Risenga decided to write his autobiography in Xitsonga because he says he can express himself much better in the language.
“The other reason is that there is a need to promote our indigenous languages,” he said. “If we do not do that, these languages will slowly be forgotten. Our languages are actually very rich in expression and this needs to be maintained.”
He said that the book showed that poverty should not be a determining factor in terms of achievement. It is possible to make it against all odds. “I would like to recommend it to the youth as it is an inspirational work,” he said.
The book was launched a fortnight ago at a glittering evening at Oasis Hotel in Giyani. The launch was well attended by professionals across many fields and community members who all came to celebrate a life told on paper and told in the language of the people. A talented Afro-soul singer, Mphuzi Chauke (below), rendered some songs during the launch.
Attendees who had read the book before the launch all praised Risenga for his amazing use of the Xitsonga language in telling his story. Some even quoted from the book, while others spoke fondly about certain parts or chapters that they had found entertaining or touching.
A prominent poet and publisher, Vonani Bila, said that the significance of writing an autobiography was that your adventures in life were preserved for posterity.

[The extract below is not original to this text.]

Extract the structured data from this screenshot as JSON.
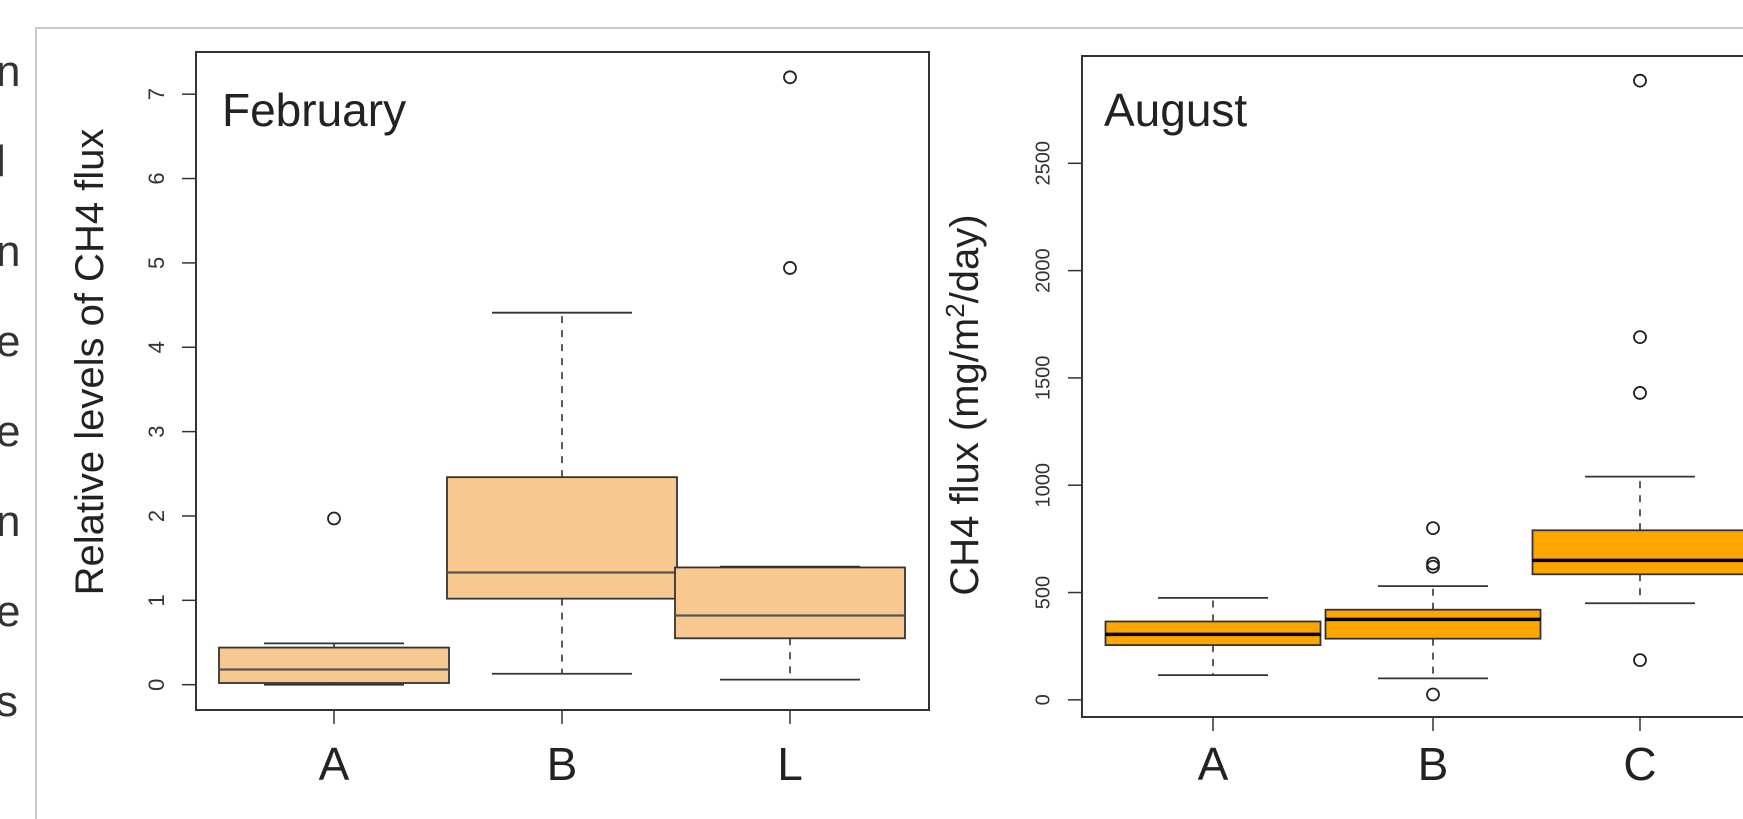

“Although not every life lived bears the same weight, it is nonetheless crucial to record each life using your own pen so that your life is not misrepresented by secondary observers,” Bila indicated. “Of greater importance is to write in our indigenous languages, which carry the richness of cultural expression. Writing in English is a waste of ink if we consider the shortage of books in African languages.”
The director of Nhlalala Books, Moses Mtileni (below), who published the autobiography, said that A Ri Hlanhlekangi was one of only a handful of books in the genre in the Xitsonga language, with the ones preceding it published largely pre-1994. “A Ri Hlanhlekangi is published as part of Nhlalala Books’s effort at pushing boundaries in the language, publishing genres neglected and experimental works in other genres,” he stated.
The publisher’s statement on the book reads:
It was his N’wa-Khimbini, when asked to name the son of Ben and Rossy Makhanani Makhubele, who said: “We will call him Buwa, a particle of soil, it will crumble like the two before it. She referred here to his two late brothers who had died in infancy. But it is 66 years today, and Buwa (Samuel Malamulele Risenga) has not crumbled. Hence the title, A Ri Hlanhlekangi (It has not crumbled). He has wrestled poverty, having lost his father at around age 14, leaving school at some point to work as a builder to save for school fees and accommodation. He reflects on the forced migration following the adoption of the Group Areas Act, on the challenges of studying medicine in the Black Section of the University of Natal, the inspiration he drew from the Chris Barnard story. It is story of triumph and loss, of perseverance and patience and a deeper thirst for learning and service.